Natural Gas Applications and Integrated Gasification Combined Cycle
Applications and Processing of Natural Gas
Natural gas can be used directly as a fuel or as synthesis gas for the petrochemical industry. The transformations and products available are the same as those obtained from synthesis gas derived from crude oil refining. Natural gas is the cleanest natural fuel from a pollution standpoint, as it produces the least amount of CO2 per unit of energy of all fossil fuels. However, it is more difficult to store and transport than solid and liquid fuels.
Because it mixes better with air, natural gas requires less air to achieve complete combustion. This saves energy and allows for better regulation and heat transfer. It also allows for control of flame shape and, therefore, better control of process temperature and specific power. As natural gas is less dense than air, leaks tend to disperse into the atmosphere and are not likely to accumulate in low-lying areas, reducing the risk of flammability in hazardous locations. In industrial settings, natural gas is received ready for immediate use, eliminating the need for pumping or heating facilities or the use of additives. Thermally insulated pipelines are also unnecessary.
Advantages of Natural Gas as Fuel
The main advantages of natural gas as a fuel, compared to other fossil fuels, are:
- Combustion products have a low content of sulfur compounds, which lowers the temperature of those emissions, improving performance, and eliminating corrosion in the smoke damper.
- Combustion products have no harmful effects on the products being heated, making it possible to use natural gas directly on food products, ceramic glazes, etc. It also prolongs the life of refractories.
- The absence of ash keeps exchange surfaces clean, improving performance and reducing maintenance.
Moreover, the efficiency of a gas boiler is around 71%, which is very high compared to that obtained by using natural gas to produce electricity (40%). Using this electricity to produce heat further lowers efficiency. It is more appropriate to use natural gas for heating in the domestic sphere and to produce heat and power (CHP) in industry.
Integrated Gasification Combined Cycle (IGCC)
IGCC plants consist of two major facilities:
- The gasification plant, which produces synthetic gas.
- The combined cycle plant, which produces electricity using a gas turbine and a steam turbine.
The product resulting from the gasification of other fuels—mostly coal or petroleum coke—is used as fuel for a gas turbine. This process takes place at the station and then utilizes residual heat by feeding a boiler to power a steam turbine. The final power produced is, therefore, the sum of that generated in the steam cycle and the gas turbine.
Benefits of IGCC
The benefits of IGCC technology include improved conversion efficiency (about 45% compared to the typical 38%), which not only reduces the cost of electricity produced but also the amount of carbon dioxide emitted per kWh of power produced.
IGCC Process
In an integrated gasification combined cycle plant, coal is transported and unloaded by trucks at the plant’s coal yard. From the yard, a conveyor belt sends the coal to the fuel preparation plant, where it is sprayed and dried. This plant also cleans and cools the air to obtain oxygen, which is used for coal gasification, and nitrogen, which increases the gasifier’s performance.

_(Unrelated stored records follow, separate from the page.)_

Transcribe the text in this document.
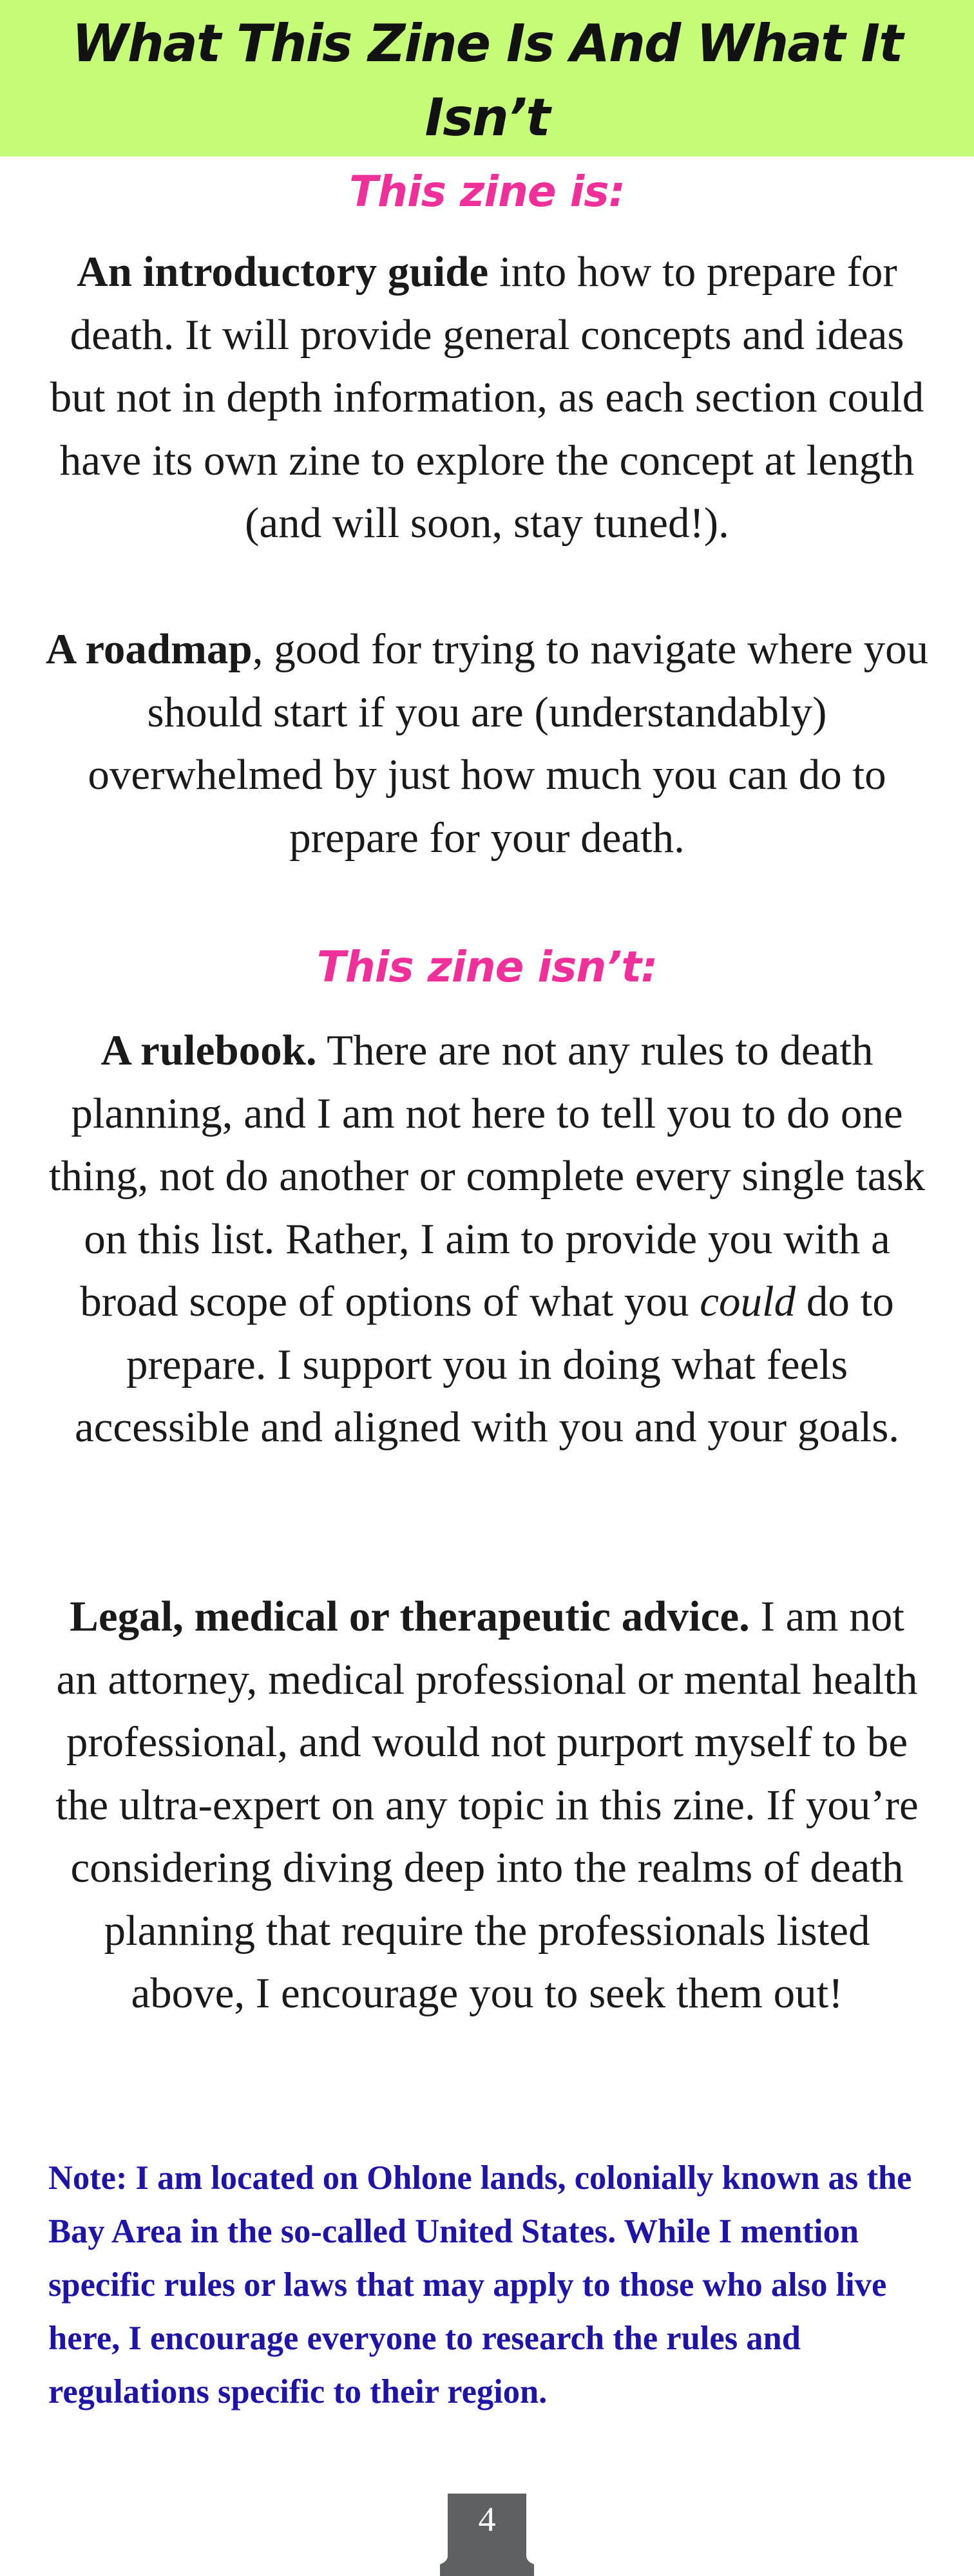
What This Zine Is And What It Isn’t
This zine is:

An introductory guide into how to prepare for death. It will provide general concepts and ideas but not in depth information, as each section could have its own zine to explore the concept at length (and will soon, stay tuned!).

A roadmap, good for trying to navigate where you should start if you are (understandably) overwhelmed by just how much you can do to prepare for your death.

This zine isn’t:

A rulebook. There are not any rules to death planning, and I am not here to tell you to do one thing, not do another or complete every single task on this list. Rather, I aim to provide you with a broad scope of options of what you could do to prepare. I support you in doing what feels accessible and aligned with you and your goals.

Legal, medical or therapeutic advice. I am not an attorney, medical professional or mental health professional, and would not purport myself to be the ultra-expert on any topic in this zine. If you’re considering diving deep into the realms of death planning that require the professionals listed above, I encourage you to seek them out!

Note: I am located on Ohlone lands, colonially known as the Bay Area in the so-called United States. While I mention specific rules or laws that may apply to those who also live here, I encourage everyone to research the rules and regulations specific to their region.

4
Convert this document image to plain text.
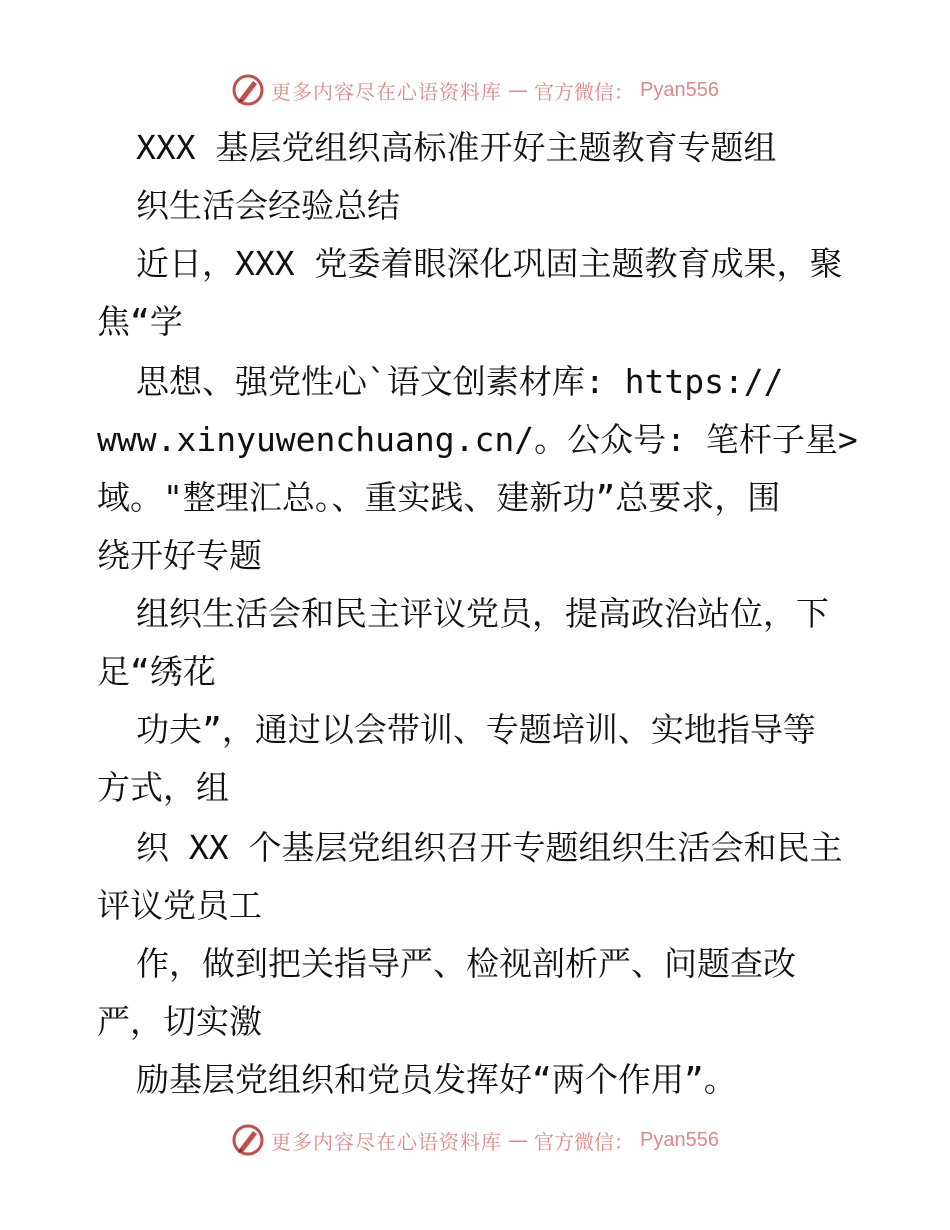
更多内容尽在心语资料库 — 官方微信： Pyan556
XXX 基层党组织高标准开好主题教育专题组
织生活会经验总结
近日，XXX 党委着眼深化巩固主题教育成果，聚
焦“学
思想、强党性心`语文创素材库: https://
www.xinyuwenchuang.cn/。公众号: 笔杆子星>
域。"整理汇总。、重实践、建新功”总要求，围
绕开好专题
组织生活会和民主评议党员，提高政治站位，下
足“绣花
功夫”，通过以会带训、专题培训、实地指导等
方式，组
织 XX 个基层党组织召开专题组织生活会和民主
评议党员工
作，做到把关指导严、检视剖析严、问题查改
严，切实激
励基层党组织和党员发挥好“两个作用”。
更多内容尽在心语资料库 — 官方微信： Pyan556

The gasifier receives the pulverized fuel from the preparation plant. By injecting oxygen and water vapor at the bottom, a synthetic gas is produced at a very high temperature. The heat from this gas contributes to the water cycle and generates steam, which expands the steam turbine. Once the synthetic gas cools, the existing solid ash can be separated.
Before being burned, the gas obtained in the gasifier passes through the desulfurization unit, where sulfur is removed. Once clean, the gas is sent to the gas turbine. The gas turbine consists of a gas compressor that takes in outside air and adapts it to the conditions necessary for optimal combustion, a combustion chamber where the gas is burned, and the gas turbine itself, in which the combustion gases expand and drive an electric generator. The electric power generated is sent to high-voltage processors in the park to adjust its voltage and current conditions for high-voltage transmission.
The recovery boiler utilizes the residual heat from the combustion gases from the gas turbine before they are released into the atmosphere, producing steam at different pressures. This steam is then sent to the steam turbine. As previously mentioned, the gasifier boiler also produces steam, taking advantage of the high temperature at which synthesis gas is generated to vaporize the preheated water in the recovery boiler.
As in the case of the gas turbine, the steam turbine drives a generator that produces electricity, which is then sent to the high-voltage network for transmission. The steam exiting the turbine is condensed by exchanging heat with cooling water. This water is sent to the cooling tower to release the absorbed heat. The plant’s liquid waste is treated in an effluent treatment plant.